Aslında tatil; tembellik ve miskinlikle, gaflet içinde geçirilen zamanlar olmamalı; aksine, farklı ve faydalı meşguliyetlerle verimli bir dinlenme fırsatına dönüştürülmelidir. Yeryüzünde gezip dolaşarak Yüce Rabbimizin kuvvet ve kudretini tefekkür etmeye, kâinata ibret ve hikmet nazarıyla bakmaya vesile olmalıdır. Bu bilinçle yapılan tatil, sadece dinlenmek değil, aynı zamanda bir eğitim ve bir ibadettir.

Değerli Müminler!
Tatil; memleketimizi, köyümüzü, şehit kanlarıyla yoğrulmuş cennet vatanımızın tarihi ve doğal güzelliklerini çocuklarımıza tanıtmak için bulunmaz bir fırsattır. Tatil, anne babamızın hayır duasını almak, akrabalarımızla hasret gidermek için güzel bir imkândır. Evlatlarını ve torunlarını özleyen, onların yolunu bekleyen anne babalar için de bir sevinç kaynağıdır. Bugün, nice anne baba evlatlarının, nice dede ve nine torunlarının yollarını gözlemektedir. Bir çift söze, bir selama, bir muhabbete hasret kalan nice büyüklerimiz var.

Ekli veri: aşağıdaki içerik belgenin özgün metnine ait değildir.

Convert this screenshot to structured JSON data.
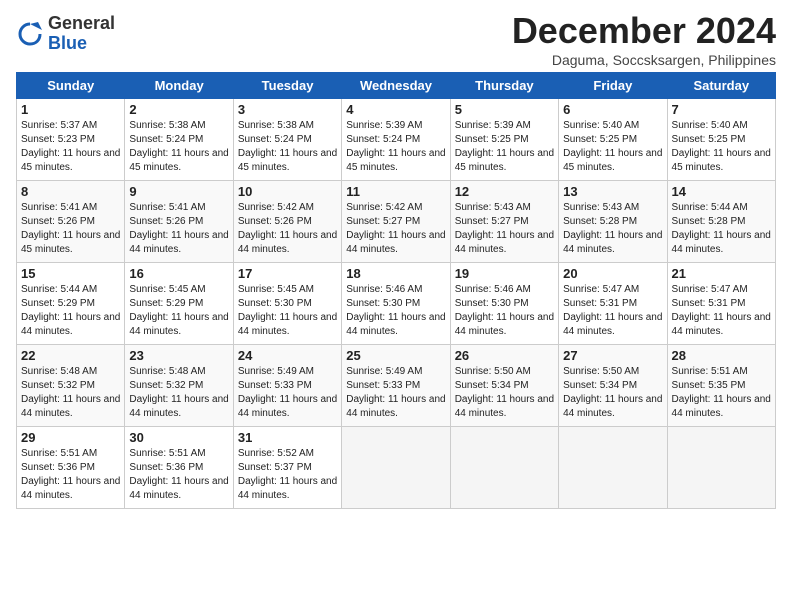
{
  "header": {
    "logo_general": "General",
    "logo_blue": "Blue",
    "month_title": "December 2024",
    "location": "Daguma, Soccsksargen, Philippines"
  },
  "days_of_week": [
    "Sunday",
    "Monday",
    "Tuesday",
    "Wednesday",
    "Thursday",
    "Friday",
    "Saturday"
  ],
  "weeks": [
    [
      {
        "day": 1,
        "sunrise": "5:37 AM",
        "sunset": "5:23 PM",
        "daylight": "11 hours and 45 minutes."
      },
      {
        "day": 2,
        "sunrise": "5:38 AM",
        "sunset": "5:24 PM",
        "daylight": "11 hours and 45 minutes."
      },
      {
        "day": 3,
        "sunrise": "5:38 AM",
        "sunset": "5:24 PM",
        "daylight": "11 hours and 45 minutes."
      },
      {
        "day": 4,
        "sunrise": "5:39 AM",
        "sunset": "5:24 PM",
        "daylight": "11 hours and 45 minutes."
      },
      {
        "day": 5,
        "sunrise": "5:39 AM",
        "sunset": "5:25 PM",
        "daylight": "11 hours and 45 minutes."
      },
      {
        "day": 6,
        "sunrise": "5:40 AM",
        "sunset": "5:25 PM",
        "daylight": "11 hours and 45 minutes."
      },
      {
        "day": 7,
        "sunrise": "5:40 AM",
        "sunset": "5:25 PM",
        "daylight": "11 hours and 45 minutes."
      }
    ],
    [
      {
        "day": 8,
        "sunrise": "5:41 AM",
        "sunset": "5:26 PM",
        "daylight": "11 hours and 45 minutes."
      },
      {
        "day": 9,
        "sunrise": "5:41 AM",
        "sunset": "5:26 PM",
        "daylight": "11 hours and 44 minutes."
      },
      {
        "day": 10,
        "sunrise": "5:42 AM",
        "sunset": "5:26 PM",
        "daylight": "11 hours and 44 minutes."
      },
      {
        "day": 11,
        "sunrise": "5:42 AM",
        "sunset": "5:27 PM",
        "daylight": "11 hours and 44 minutes."
      },
      {
        "day": 12,
        "sunrise": "5:43 AM",
        "sunset": "5:27 PM",
        "daylight": "11 hours and 44 minutes."
      },
      {
        "day": 13,
        "sunrise": "5:43 AM",
        "sunset": "5:28 PM",
        "daylight": "11 hours and 44 minutes."
      },
      {
        "day": 14,
        "sunrise": "5:44 AM",
        "sunset": "5:28 PM",
        "daylight": "11 hours and 44 minutes."
      }
    ],
    [
      {
        "day": 15,
        "sunrise": "5:44 AM",
        "sunset": "5:29 PM",
        "daylight": "11 hours and 44 minutes."
      },
      {
        "day": 16,
        "sunrise": "5:45 AM",
        "sunset": "5:29 PM",
        "daylight": "11 hours and 44 minutes."
      },
      {
        "day": 17,
        "sunrise": "5:45 AM",
        "sunset": "5:30 PM",
        "daylight": "11 hours and 44 minutes."
      },
      {
        "day": 18,
        "sunrise": "5:46 AM",
        "sunset": "5:30 PM",
        "daylight": "11 hours and 44 minutes."
      },
      {
        "day": 19,
        "sunrise": "5:46 AM",
        "sunset": "5:30 PM",
        "daylight": "11 hours and 44 minutes."
      },
      {
        "day": 20,
        "sunrise": "5:47 AM",
        "sunset": "5:31 PM",
        "daylight": "11 hours and 44 minutes."
      },
      {
        "day": 21,
        "sunrise": "5:47 AM",
        "sunset": "5:31 PM",
        "daylight": "11 hours and 44 minutes."
      }
    ],
    [
      {
        "day": 22,
        "sunrise": "5:48 AM",
        "sunset": "5:32 PM",
        "daylight": "11 hours and 44 minutes."
      },
      {
        "day": 23,
        "sunrise": "5:48 AM",
        "sunset": "5:32 PM",
        "daylight": "11 hours and 44 minutes."
      },
      {
        "day": 24,
        "sunrise": "5:49 AM",
        "sunset": "5:33 PM",
        "daylight": "11 hours and 44 minutes."
      },
      {
        "day": 25,
        "sunrise": "5:49 AM",
        "sunset": "5:33 PM",
        "daylight": "11 hours and 44 minutes."
      },
      {
        "day": 26,
        "sunrise": "5:50 AM",
        "sunset": "5:34 PM",
        "daylight": "11 hours and 44 minutes."
      },
      {
        "day": 27,
        "sunrise": "5:50 AM",
        "sunset": "5:34 PM",
        "daylight": "11 hours and 44 minutes."
      },
      {
        "day": 28,
        "sunrise": "5:51 AM",
        "sunset": "5:35 PM",
        "daylight": "11 hours and 44 minutes."
      }
    ],
    [
      {
        "day": 29,
        "sunrise": "5:51 AM",
        "sunset": "5:36 PM",
        "daylight": "11 hours and 44 minutes."
      },
      {
        "day": 30,
        "sunrise": "5:51 AM",
        "sunset": "5:36 PM",
        "daylight": "11 hours and 44 minutes."
      },
      {
        "day": 31,
        "sunrise": "5:52 AM",
        "sunset": "5:37 PM",
        "daylight": "11 hours and 44 minutes."
      },
      null,
      null,
      null,
      null
    ]
  ],
  "labels": {
    "sunrise": "Sunrise: ",
    "sunset": "Sunset: ",
    "daylight": "Daylight: "
  }
}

Müslümanın Allah’a itaatten sonra yapması gereken en önemli görevi; anne babasına hizmet etmek, onların maddi ve manevi her türlü ihtiyaçlarını gidermektir. Onları yalnızlığa ve kimsesizliğe terk etmemek, onların gönüllerini kazanmaktır. Zira Peygamber Efendimiz (s.a.s)’in bu husustaki uyarısı gayet açıktır: “Rabbin hoşnutluğu, anne babanın hoşnutluğuna, Rabbin öfkesi de anne babanın öfkesine bağlıdır.”[5]

Aziz Müslümanlar!

Tatiller, çocuklarımızın dinî, sosyal ve kültürel gelişimlerine; sıla-i rahim bağlarının güçlenmesine imkân tanıyan zaman dilimleridir. Allah Resûlü (s.a.s): “Rızkının bol, ömrünün bereketli olmasını arzu eden, akrabalık bağını devam ettirsin.”[6] buyurmaktadır. O halde, tatillerde anne babamızı ve akrabalarımızı da ziyaret edelim. Dinî, ahlaki ve sosyal sorumluluklarımızı göz ardı etmeyelim. Tatillerimizi, kulluğumuzu unuttuğumuz, günahlara kapı araladığımız zamanlara dönüştürmeyelim.

Sözümüzün sonu hutbemin başında okuduğum şu hadis-i şerif olsun: “İki nimet vardır ki insanların çoğu, onları değerlendirme hususunda aldanmıştır. Bunlar; sağlık ve boş vakittir.”